Twisted Bliss (Imperfection Perfection #2)

“I’m scared shitless, Della. I get what you’re saying, but what if it’s in my genes?” He shivered, and I wished that I could get inside of his head to pick out those painful memories that haunted him. “Like an alcoholic or something? I don’t want that kind of life for my son.”


“Nash, the fact that you’re so worried about that happening really just proves my point even more. You’re thinking about this way too much.” I stood up to walk around the table, and wrapped my arms around him from behind, giving him a light squeeze. “What’s brought this up all of a sudden?”

“I don’t know. I guess because the baby is coming soon and it’s freaking me out.”

“Well, that’s understandable. I think I would be freaking out, too. But I know you’ve got this. You will never be your dad, and if I even think for one second that you’re turning into him, don’t worry, I’ll be sure to bring you back to reality.”

He smiled weakly at me. “Thanks.”

“So, the kiss was….” I trailed off as he pursed his lips at me, scrubbing one hand over his weary eyes.

“I don’t know, Della. I’ve been sort of out of it, and then I started thinking about turning into my dad, taking care of little Nash and Mariah. It was overwhelming. Then somehow I ended up on your porch, and as soon as you stepped out of the car, I felt this calm wash over me. Like you would just make everything better.”

“And you thought attacking my mouth would help because….”

“Because you don’t make me feel so numb. Because you offer some sense of normalcy that I can’t find anywhere else right now. Everything around me is getting ready to change pretty quickly.” He paused and I swallowed thickly, letting his explanation absorb and wondering if things were going to be uncomfortable between us. “I’m sorry. It shouldn’t have happened. Can we please just forget that I had a lapse in judgment and acted like a complete asshole? I swear, it won’t happen again.”

“Sure, Nash,” I replied, giving him a tight smile and continuing to listen as he went on to tell me about Mariah’s latest doctor’s appointment. He told me how he saw the baby on the ultrasound, explaining how he looked like a tiny alien. I kept my comment to myself that the alien part was most likely courtesy of Mariah, not wanting to ruin Nash’s good mood. I could tell how excited he was about being a dad, and I knew he would be a good one.

No, Nash wasn’t perfect. He made mistakes just like the rest of us—kissing me had been a major one in my book. I just hoped that everything could go back to normal between us. As normal as they could get, I guess.





EVERY DAY THAT passed without my dad was one in which I realized just how much I missed him even more. It was weird how you didn’t see how much someone influenced your everyday life until they were gone. I couldn’t just pick up the phone to call him anymore and tell him about my day, to get advice about being a rookie on the force, or to hear his encouraging words.

It was damn depressing.

“You need to get out more,” Ty huffed, the veins in his neck popping as he pressed the barbell up and down.

I shook my head as I spotted him. “What makes you think that? I get out plenty.” It wasn’t as if I sat at home every night by myself. When I wasn’t working, which right now seemed like all the time, I went out with Nate or occasionally Mia.

Or I tried to spend some nights in with my mom. Jared and Jeremy tried to do the same thing so she wasn’t alone very often, but I could tell it was aggravating her.

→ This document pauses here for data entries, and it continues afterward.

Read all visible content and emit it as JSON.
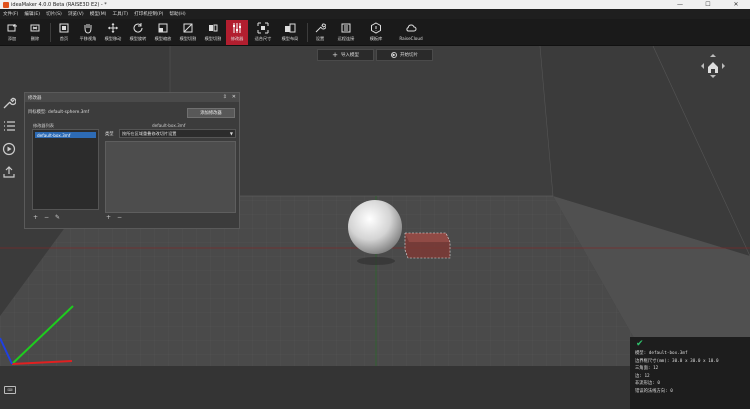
{
  "window": {
    "title": "ideaMaker 4.0.0 Beta (RAISE3D E2) - *",
    "controls": [
      "—",
      "☐",
      "✕"
    ]
  },
  "menu": [
    "文件(F)",
    "编辑(E)",
    "切片(S)",
    "浏览(V)",
    "模型(M)",
    "工具(T)",
    "打印机控制(P)",
    "帮助(H)"
  ],
  "toolbar": {
    "tools": [
      {
        "label": "添加",
        "icon": "add-model-icon"
      },
      {
        "label": "删除",
        "icon": "delete-icon"
      },
      {
        "label": "首页",
        "icon": "home-icon"
      },
      {
        "label": "平移视角",
        "icon": "pan-hand-icon"
      },
      {
        "label": "模型移动",
        "icon": "move-icon"
      },
      {
        "label": "模型旋转",
        "icon": "rotate-icon"
      },
      {
        "label": "模型缩放",
        "icon": "scale-icon"
      },
      {
        "label": "模型切割",
        "icon": "cut-icon"
      },
      {
        "label": "模型切割",
        "icon": "split-icon"
      },
      {
        "label": "合成结构",
        "icon": "merge-icon"
      },
      {
        "label": "修改器",
        "icon": "modifier-icon"
      },
      {
        "label": "适合尺寸",
        "icon": "fit-size-icon"
      },
      {
        "label": "模型布局",
        "icon": "layout-icon"
      },
      {
        "label": "设置",
        "icon": "settings-icon"
      },
      {
        "label": "远程连接",
        "icon": "remote-icon"
      },
      {
        "label": "模板库",
        "icon": "template-icon"
      },
      {
        "label": "RaiseCloud",
        "icon": "cloud-icon"
      }
    ]
  },
  "viewport": {
    "import_model_button": "导入模型",
    "start_slice_button": "开始切片"
  },
  "modifier_panel": {
    "title": "修改器",
    "target_label": "目标模型: default-sphere.3mf",
    "add_button": "添加修改器",
    "list_header": "修改器列表",
    "right_header": "default-box.3mf",
    "list_items": [
      "default-box.3mf"
    ],
    "type_label": "类型",
    "type_value": "按所在区域重叠修改切片设置"
  },
  "model_info": {
    "lines": [
      "模型: default-box.3mf",
      "边界框尺寸(mm): 30.0 x 30.0 x 10.0",
      "三角面: 12",
      "边: 12",
      "非流形边: 0",
      "错误的法线方向: 0"
    ]
  },
  "colors": {
    "accent": "#b21e2f",
    "ok": "#2fc06b",
    "selection": "#2d6bb5"
  }
}
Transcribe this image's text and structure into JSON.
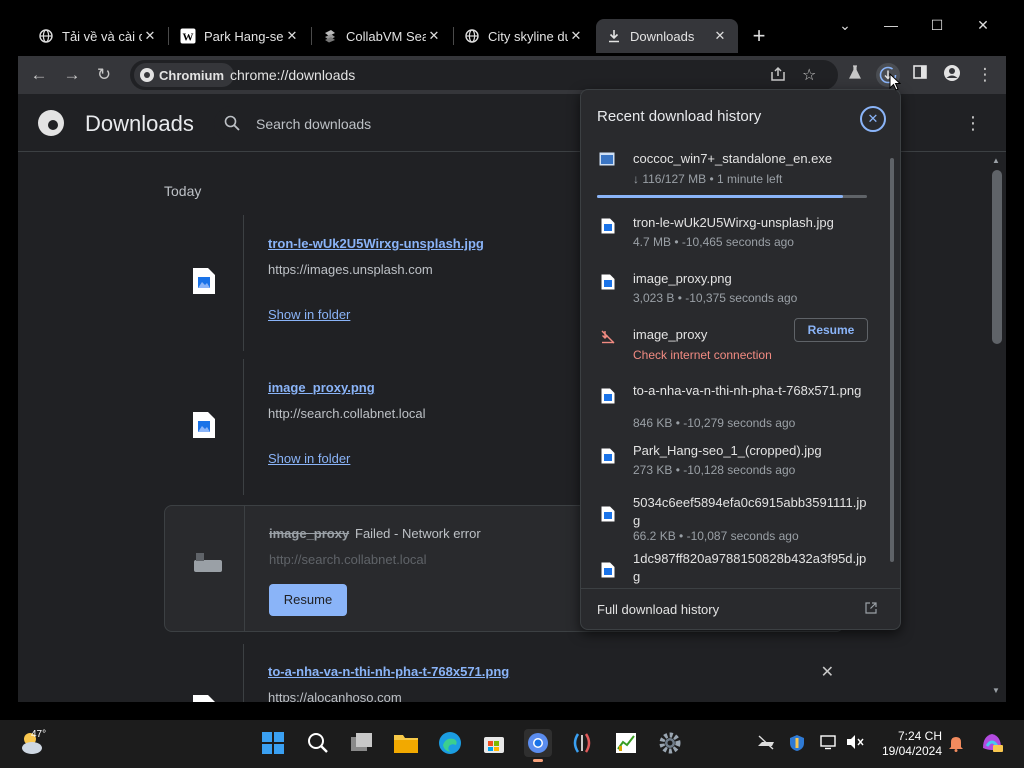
{
  "tabs": [
    {
      "title": "Tải về và cài đ",
      "icon": "globe-icon"
    },
    {
      "title": "Park Hang-seo",
      "icon": "wikipedia-icon"
    },
    {
      "title": "CollabVM Sea",
      "icon": "collabvm-icon"
    },
    {
      "title": "City skyline du",
      "icon": "globe-icon"
    },
    {
      "title": "Downloads",
      "icon": "download-icon"
    }
  ],
  "window": {
    "newtab": "+",
    "minimize": "—",
    "maximize": "☐",
    "close": "✕",
    "tabsearch": "⌄"
  },
  "toolbar": {
    "back": "←",
    "forward": "→",
    "reload": "↻",
    "chip": "Chromium",
    "url": "chrome://downloads"
  },
  "page": {
    "title": "Downloads",
    "search_placeholder": "Search downloads",
    "date_label": "Today",
    "items": [
      {
        "name": "tron-le-wUk2U5Wirxg-unsplash.jpg",
        "url": "https://images.unsplash.com",
        "action": "Show in folder"
      },
      {
        "name": "image_proxy.png",
        "url": "http://search.collabnet.local",
        "action": "Show in folder"
      },
      {
        "name": "image_proxy",
        "status": "Failed - Network error",
        "url": "http://search.collabnet.local",
        "action": "Resume"
      },
      {
        "name": "to-a-nha-va-n-thi-nh-pha-t-768x571.png",
        "url": "https://alocanhoso.com"
      }
    ]
  },
  "bubble": {
    "title": "Recent download history",
    "footer": "Full download history",
    "items": [
      {
        "name": "coccoc_win7+_standalone_en.exe",
        "meta": "↓ 116/127 MB • 1 minute left",
        "progress": 0.91
      },
      {
        "name": "tron-le-wUk2U5Wirxg-unsplash.jpg",
        "meta": "4.7 MB • -10,465 seconds ago"
      },
      {
        "name": "image_proxy.png",
        "meta": "3,023 B • -10,375 seconds ago"
      },
      {
        "name": "image_proxy",
        "error": "Check internet connection",
        "action": "Resume"
      },
      {
        "name": "to-a-nha-va-n-thi-nh-pha-t-768x571.png",
        "meta": "846 KB • -10,279 seconds ago"
      },
      {
        "name": "Park_Hang-seo_1_(cropped).jpg",
        "meta": "273 KB • -10,128 seconds ago"
      },
      {
        "name": "5034c6eef5894efa0c6915abb3591111.jpg",
        "meta": "66.2 KB • -10,087 seconds ago"
      },
      {
        "name": "1dc987ff820a9788150828b432a3f95d.jpg",
        "meta": ""
      }
    ]
  },
  "taskbar": {
    "temperature": "47°",
    "time": "7:24 CH",
    "date": "19/04/2024"
  }
}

Apparently, she didn’t need her sons babysitting her, as she put it. I guess I could understand that, but we were all afraid that she was going to have a meltdown, and we wanted to be there for her. She seemed to be holding herself together pretty well, though.

“That’s not what I meant.” Ty sat up, wiping the sweat from his forehead, and I bent down to hand him his water bottle. He took a big gulp, setting the bottle on the floor before swinging his legs around. “I mean, you need to start dating again.”

“Not happening.” I shook my head back and forth as he stood up, and then I took his spot on the bench. “I’m done with girls.”

“See, your problem is that you were going after girls. Girls who were immature. You need a woman.” I couldn’t help but think that was a dig at Della and though it was somewhat true, I felt like punching Ty for implying it.

Sure, Della wasn’t exactly easy when it came to certain things, but she wasn’t immature. Ty had just seen her on a really off night, and was making his judgments from that alone. Whatever. Not like I cared what he thought about Della anyway. She wasn’t a part of my life anymore.

“Oh, really?” I smirked before picking up the barbell. “And do you know any women that could handle Justin Parker?”

Ty snorted loudly. “First of all, don’t talk about yourself in third person, it makes you sound like a jackass. Second, I do. Feel like going on a double date with me and the wife on Friday night?”